First off, I no longer feel craptastic (per my last post). It took about a day and lots of water and I finally was feeling like myself.
I wrote on Facebook: "Being a grow up sucks.. Especially when all your grown up business is 6000 miles away!"
Well it does. In case you guys don't know it's especially hard to handle the random things that come up in life when they aren't around the corner or available to you via mail or the telephone. Stuff happens, things fall into our laps that we have to manage and deal with and sort out... I feel like that's the definition of "being a grown up."

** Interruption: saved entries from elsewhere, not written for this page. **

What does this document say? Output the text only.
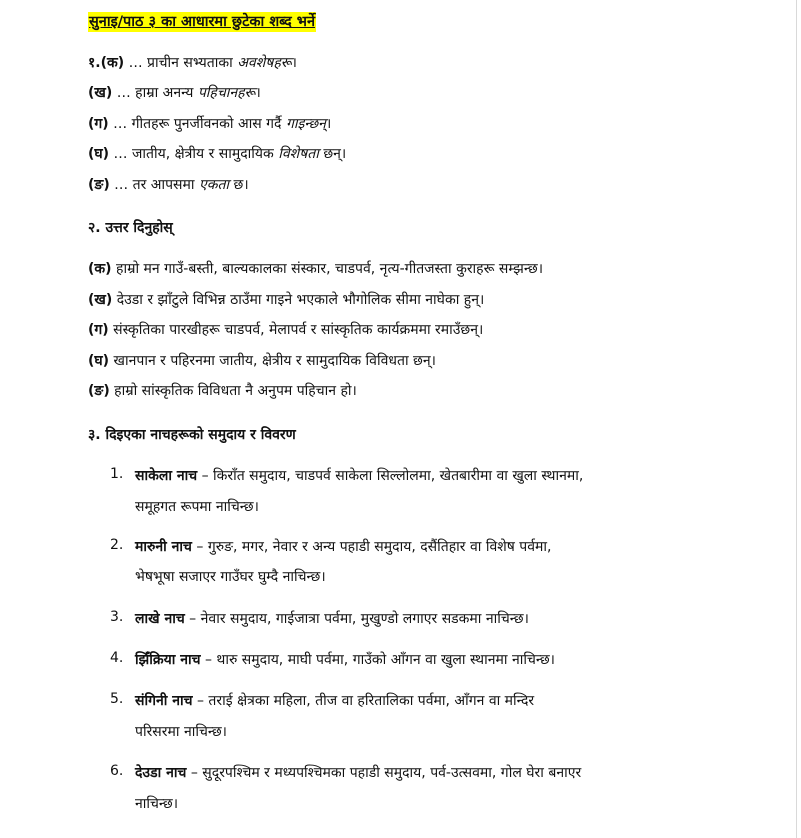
सुनाइ/पाठ ३ का आधारमा छुटेका शब्द भर्ने
१.(क) … प्राचीन सभ्यताका अवशेषहरू।
(ख) … हाम्रा अनन्य पहिचानहरू।
(ग) … गीतहरू पुनर्जीवनको आस गर्दै गाइन्छन्।
(घ) … जातीय, क्षेत्रीय र सामुदायिक विशेषता छन्।
(ङ) … तर आपसमा एकता छ।
२. उत्तर दिनुहोस्
(क) हाम्रो मन गाउँ-बस्ती, बाल्यकालका संस्कार, चाडपर्व, नृत्य-गीतजस्ता कुराहरू सम्झन्छ।
(ख) देउडा र झाँटुले विभिन्न ठाउँमा गाइने भएकाले भौगोलिक सीमा नाघेका हुन्।
(ग) संस्कृतिका पारखीहरू चाडपर्व, मेलापर्व र सांस्कृतिक कार्यक्रममा रमाउँछन्।
(घ) खानपान र पहिरनमा जातीय, क्षेत्रीय र सामुदायिक विविधता छन्।
(ङ) हाम्रो सांस्कृतिक विविधता नै अनुपम पहिचान हो।
३. दिइएका नाचहरूको समुदाय र विवरण
1. साकेला नाच – किराँत समुदाय, चाडपर्व साकेला सिल्लोलमा, खेतबारीमा वा खुला स्थानमा,
समूहगत रूपमा नाचिन्छ।
2. मारुनी नाच – गुरुङ, मगर, नेवार र अन्य पहाडी समुदाय, दसैंतिहार वा विशेष पर्वमा,
भेषभूषा सजाएर गाउँघर घुम्दै नाचिन्छ।
3. लाखे नाच – नेवार समुदाय, गाईजात्रा पर्वमा, मुखुण्डो लगाएर सडकमा नाचिन्छ।
4. झिँक्रिया नाच – थारु समुदाय, माघी पर्वमा, गाउँको आँगन वा खुला स्थानमा नाचिन्छ।
5. संगिनी नाच – तराई क्षेत्रका महिला, तीज वा हरितालिका पर्वमा, आँगन वा मन्दिर
परिसरमा नाचिन्छ।
6. देउडा नाच – सुदूरपश्चिम र मध्यपश्चिमका पहाडी समुदाय, पर्व-उत्सवमा, गोल घेरा बनाएर
नाचिन्छ।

Here's what happened: I was contacted by the lien holder for our car (in Germany) that they needed our proof of insurance (actually they said since our insurance lapsed they had added their own insurance to our account, which is expensive). In fact our vehicle is covered lest the proof of that lies in Germany -- out of my reach. The lien holder said they tried to contact us via mail... oh but they've been sending mail to our Colorado address (you know, where we no longer reside). The whole thing has been beyond frustrating! So, I got myself a handy dandy phone card and tried to call my German insurance company they don't answer. Anyone in Germany or about to PCS there should know that the Germans are great people... truly they are. BUT they work on their own time. So I've had no luck getting them to answer the phone.

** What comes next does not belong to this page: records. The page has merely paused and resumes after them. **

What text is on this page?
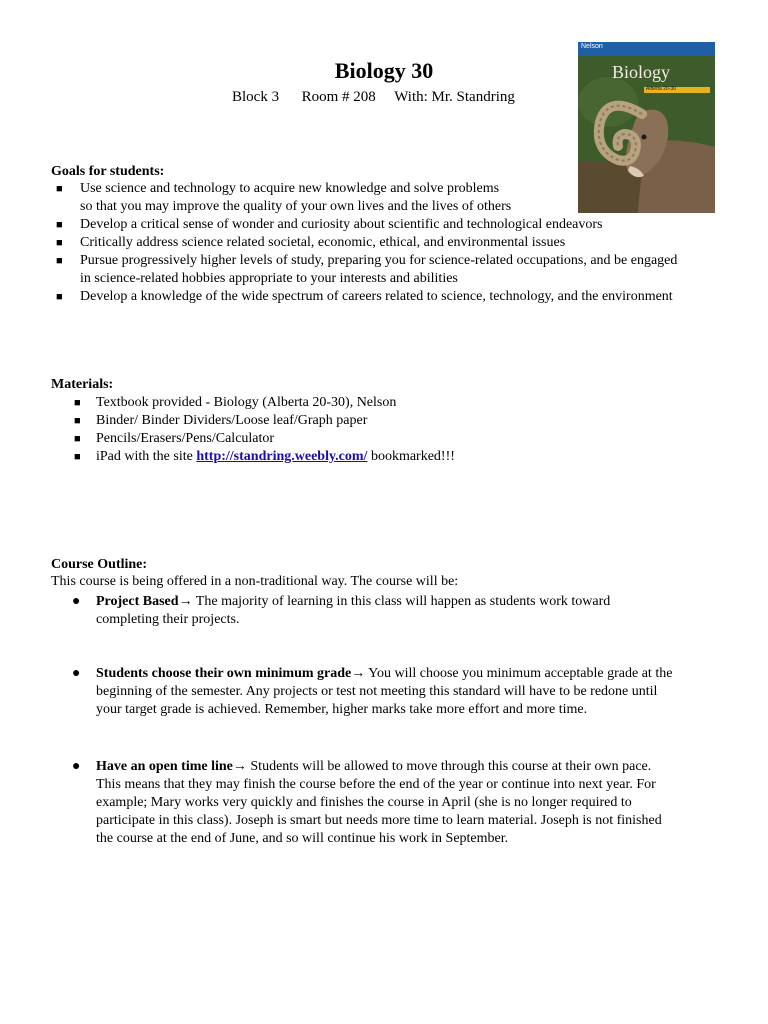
Biology 30
Block 3      Room # 208     With: Mr. Standring
Nelson
Biology
Alberta 20-30
Goals for students:
■ Use science and technology to acquire new knowledge and solve problems
so that you may improve the quality of your own lives and the lives of others
■ Develop a critical sense of wonder and curiosity about scientific and technological endeavors
■ Critically address science related societal, economic, ethical, and environmental issues
■ Pursue progressively higher levels of study, preparing you for science-related occupations, and be engaged
in science-related hobbies appropriate to your interests and abilities
■ Develop a knowledge of the wide spectrum of careers related to science, technology, and the environment
Materials:
■ Textbook provided - Biology (Alberta 20-30), Nelson
■ Binder/ Binder Dividers/Loose leaf/Graph paper
■ Pencils/Erasers/Pens/Calculator
■ iPad with the site http://standring.weebly.com/ bookmarked!!!
Course Outline:
This course is being offered in a non-traditional way. The course will be:
● Project Based→ The majority of learning in this class will happen as students work toward
completing their projects.
● Students choose their own minimum grade→ You will choose you minimum acceptable grade at the
beginning of the semester. Any projects or test not meeting this standard will have to be redone until
your target grade is achieved. Remember, higher marks take more effort and more time.
● Have an open time line→ Students will be allowed to move through this course at their own pace.
This means that they may finish the course before the end of the year or continue into next year. For
example; Mary works very quickly and finishes the course in April (she is no longer required to
participate in this class). Joseph is smart but needs more time to learn material. Joseph is not finished
the course at the end of June, and so will continue his work in September.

A sweet, sweet friend I made in my short time in Germany responded to my status and said that she'd be back in Baumholder on the 15th and could go by the place for me. At this point I have no other option but to accept her offer. I just feel humbled by it. We haven't been friends that long and she offered to pick me up from the air port when I fly back to Germany. I sent her the key to my apartment because when you're gone for an extended period of time Rear D likes someone to have access to your house and she took it upon herself to go by every so often and open the windows for me and clear anything out of the fridge that wouldn't make it 6 months. So I feel craptastic about accepting her help with anything else!! She's done enough. :( Beyond that I sorta just feel like I've failed in someway because I'm unable (as a product of my choice to stay in the states) to take care of this crapolla on my own.
Pride comes before the fall right?
Gotta put my pride aside sometimes and accept that I cannot do everything and that everyone needs help now and again.